One document matched: draft-ietf-avtext-client-to-mixer-audio-level-01.xml
<?xml version='1.0'?>
<!DOCTYPE rfc SYSTEM "rfc2629.dtd" [
<!ENTITY hdrext SYSTEM
'reference.RFC.5285.xml'>
<!ENTITY red SYSTEM
'reference.RFC.2198.xml'>
<!ENTITY rfc2119 SYSTEM
'reference.RFC.2119.xml'>
<!ENTITY rtp SYSTEM
'reference.RFC.3550.xml'>
<!ENTITY slic SYSTEM
'reference.I-D.ietf-avtext-mixer-to-client-audio-level.xml'>
<!ENTITY srtp SYSTEM
'reference.RFC.3711.xml'>
<!ENTITY hdrcrypt SYSTEM
'reference.I-D.lennox-avt-srtp-encrypted-extension-headers.xml'>
<!ENTITY vbr-srtp SYSTEM
'reference.I-D.perkins-avt-srtp-vbr-audio.xml'>
]>
<?rfc toc="yes" ?>
<?rfc strict="yes" ?>
<?rfc compact="yes" ?>
<?rfc sortrefs="yes" ?>
<?rfc symrefs="yes" ?>
<rfc category='std' ipr='pre5378Trust200902' docName='draft-ietf-avtext-client-to-mixer-audio-level-01'>
<front>
<title abbrev='Client-to-Mixer Audio Level Indication'>
A Real-Time Transport Protocol (RTP) Header Extension for Client-to-Mixer Audio Level Indication
</title>
<author initials='J.' surname='Lennox'
fullname='Jonathan Lennox'
role="editor">
<organization abbrev='Vidyo'>
Vidyo, Inc.
</organization>
<address>
<postal>
<street>433 Hackensack Avenue</street>
<street>Seventh Floor</street>
<city>Hackensack</city> <region>NJ</region>
<code>07601</code>
<country>US</country>
</postal>
<email>jonathan@vidyo.com</email>
</address>
</author>
<author initials='E.' surname='Ivov'
fullname='Emil Ivov'>
<organization abbrev='Jitsi'>
Jitsi
</organization>
<address>
<postal>
<street> </street>
<city>Strasbourg</city>
<code>67000</code>
<country>France</country>
</postal>
<email>emcho@jitsi.org</email>
</address>
</author>
<author initials='E.' surname='Marocco'
fullname='Enrico Marocco'>
<organization abbrev='Telecom Italia'>
Telecom Itialia
</organization>
<address>
<postal>
<street>Via G. Reiss Romoli, 274</street>
<city>Turin</city>
<code>10148</code>
<country>Italy</country>
</postal>
<email>enrico.marocco@telecomitalia.it</email>
</address>
</author>
<date />
<area>RAI</area>
<workgroup>AVT</workgroup>
<keyword>I-D</keyword>
<keyword>Internet-Draft</keyword>
<!-- TODO: more keywords -->
<abstract>
<t>This document defines a mechanism by which packets of
Real-Time Transport Protocol (RTP) audio streams can indicate,
in an RTP header extension, the audio level of the audio
sample carried in the RTP packet.
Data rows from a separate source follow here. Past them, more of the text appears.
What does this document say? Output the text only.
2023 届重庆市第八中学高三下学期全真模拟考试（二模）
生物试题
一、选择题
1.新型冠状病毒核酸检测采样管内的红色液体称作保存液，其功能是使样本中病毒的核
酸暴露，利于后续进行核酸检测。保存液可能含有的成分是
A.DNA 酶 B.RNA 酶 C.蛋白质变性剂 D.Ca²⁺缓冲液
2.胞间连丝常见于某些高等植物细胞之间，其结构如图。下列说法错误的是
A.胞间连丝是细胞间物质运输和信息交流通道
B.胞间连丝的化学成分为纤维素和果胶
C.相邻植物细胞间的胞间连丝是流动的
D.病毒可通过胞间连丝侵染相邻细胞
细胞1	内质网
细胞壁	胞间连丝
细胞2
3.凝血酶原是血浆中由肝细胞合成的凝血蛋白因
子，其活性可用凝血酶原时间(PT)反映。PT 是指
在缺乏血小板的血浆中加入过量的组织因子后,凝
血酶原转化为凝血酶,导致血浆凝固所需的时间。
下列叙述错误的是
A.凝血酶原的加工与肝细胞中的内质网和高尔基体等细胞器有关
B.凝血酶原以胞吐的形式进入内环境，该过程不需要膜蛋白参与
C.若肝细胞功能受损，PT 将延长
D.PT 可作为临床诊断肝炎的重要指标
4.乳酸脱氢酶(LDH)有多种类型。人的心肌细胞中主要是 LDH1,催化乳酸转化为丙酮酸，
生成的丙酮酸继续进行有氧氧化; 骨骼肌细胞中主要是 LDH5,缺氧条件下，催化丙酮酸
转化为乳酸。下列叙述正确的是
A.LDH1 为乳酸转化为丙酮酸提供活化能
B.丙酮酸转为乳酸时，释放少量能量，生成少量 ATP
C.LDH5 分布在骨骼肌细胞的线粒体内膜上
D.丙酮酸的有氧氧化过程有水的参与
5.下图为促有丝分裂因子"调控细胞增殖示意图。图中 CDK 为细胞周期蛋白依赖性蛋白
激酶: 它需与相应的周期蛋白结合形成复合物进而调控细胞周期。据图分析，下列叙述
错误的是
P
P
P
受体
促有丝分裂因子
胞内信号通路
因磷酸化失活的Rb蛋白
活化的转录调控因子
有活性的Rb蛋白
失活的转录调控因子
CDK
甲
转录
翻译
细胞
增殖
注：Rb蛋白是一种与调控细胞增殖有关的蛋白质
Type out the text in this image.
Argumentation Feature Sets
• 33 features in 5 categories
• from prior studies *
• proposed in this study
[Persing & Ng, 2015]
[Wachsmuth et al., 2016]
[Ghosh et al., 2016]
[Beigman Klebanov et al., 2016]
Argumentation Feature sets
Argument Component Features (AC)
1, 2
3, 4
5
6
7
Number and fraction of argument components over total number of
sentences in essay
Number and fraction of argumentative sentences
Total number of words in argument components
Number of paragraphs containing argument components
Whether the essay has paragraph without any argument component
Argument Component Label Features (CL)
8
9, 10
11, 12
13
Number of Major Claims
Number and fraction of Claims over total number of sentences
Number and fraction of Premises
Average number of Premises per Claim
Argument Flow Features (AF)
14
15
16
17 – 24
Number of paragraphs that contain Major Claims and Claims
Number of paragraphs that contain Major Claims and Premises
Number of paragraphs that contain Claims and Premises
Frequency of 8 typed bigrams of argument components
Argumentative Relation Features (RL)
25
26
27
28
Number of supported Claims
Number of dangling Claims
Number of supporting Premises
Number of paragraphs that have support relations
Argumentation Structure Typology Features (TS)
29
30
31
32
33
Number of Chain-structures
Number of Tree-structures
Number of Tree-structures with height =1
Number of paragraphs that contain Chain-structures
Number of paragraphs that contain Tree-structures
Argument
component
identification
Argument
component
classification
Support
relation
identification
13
In large conferences, this
can reduce the load on an audio mixer or other middlebox which
wants to forward only a few of the loudest audio streams,
without requiring it to decode and measure every stream that
is received.</t>
</abstract>
</front>
<middle>
<section title='Introduction' anchor='introduction'>
<t>In a centralized <xref target='RFC3550'>Real-Time Transport Protocol
(RTP)</xref> audio conference, an audio mixer or
forwarder receives audio streams from many or all of the conference
participants. It then selectively forwards some of them to
other participants in the conference. In
large conferences, it is possible that such a server might be
receiving a large number of streams, of which only a few should be
forwarded to the other conference participants.</t>
<t>In such a scenario, in order to pick the audio streams to forward,
a centralized server needs to decode, measure audio levels, and
possibly perform voice activity detection on audio data from a large
number of streams. The need for such processing limits the size or
number of conferences such a server can support.</t>
<t>As an alternative, this document defines
an <xref target='RFC5285'>RTP header extension</xref> through which
senders of audio packets can indicate the audio level of the
packets' payload, reducing the processing load for a server.
</t>
<t>The header extension in this draft is different to, but
complementary with, the one defined in
<xref target='I-D.ietf-avtext-mixer-to-client-audio-level' />, which
defines a mechanism by which audio mixers can indicate to clients the
levels of the contributing sources that made up the mixed audio.</t>
</section>
<section title='Terminology'>
<t>The key words "MUST", "MUST NOT", "REQUIRED",
"SHALL", "SHALL NOT", "SHOULD", "SHOULD NOT", "RECOMMENDED", "MAY",
and "OPTIONAL" in this document
are to be interpreted as described in <xref
target='RFC2119'>RFC 2119</xref> and indicate requirement levels for
compliant implementations.</t>
</section>
<section title='Audio Levels'>
<t>The audio level header extension carries both the level of the
audio carried in the RTP payload of the packet it is associated
with, as well as an indication as to whether voice activity
has been detected in the packet.</t>
<t>The form of the audio level extension block is as follows:</t>
<figure anchor='exthdr'>
<artwork>
<![CDATA[
0 1
0 1 2 3 4 5 6 7 8 9 0 1 2 3 4 5
+-+-+-+-+-+-+-+-+-+-+-+-+-+-+-+-+
| ID | len=0 |V| level |
+-+-+-+-+-+-+-+-+-+-+-+-+-+-+-+-+
]]>
</artwork>
</figure>
<t>The length field takes the value 0 to indicate that 1 byte follows.</t>
<t>The audio level is defined in the same manner as is audio noise
level in the <xref target='RFC3389'>RTP Comfort Noise</xref>
specification. In that specification, the overall magnitude of
the noise level is encoded into the first byte of the payload, with
spectral information about the noise in subsequent bytes. This
specification's audio level parameter is defined so as to be
identical to the comfort noise payload's noise-level byte.</t>
<t>The magnitude of the audio level is packed into the seven least
significant bits of the single byte of the header extension,
shown in <xref target='exthdr'/>.
The least significant bit of the audio level
magnitude is packed into the least significant bit of the byte.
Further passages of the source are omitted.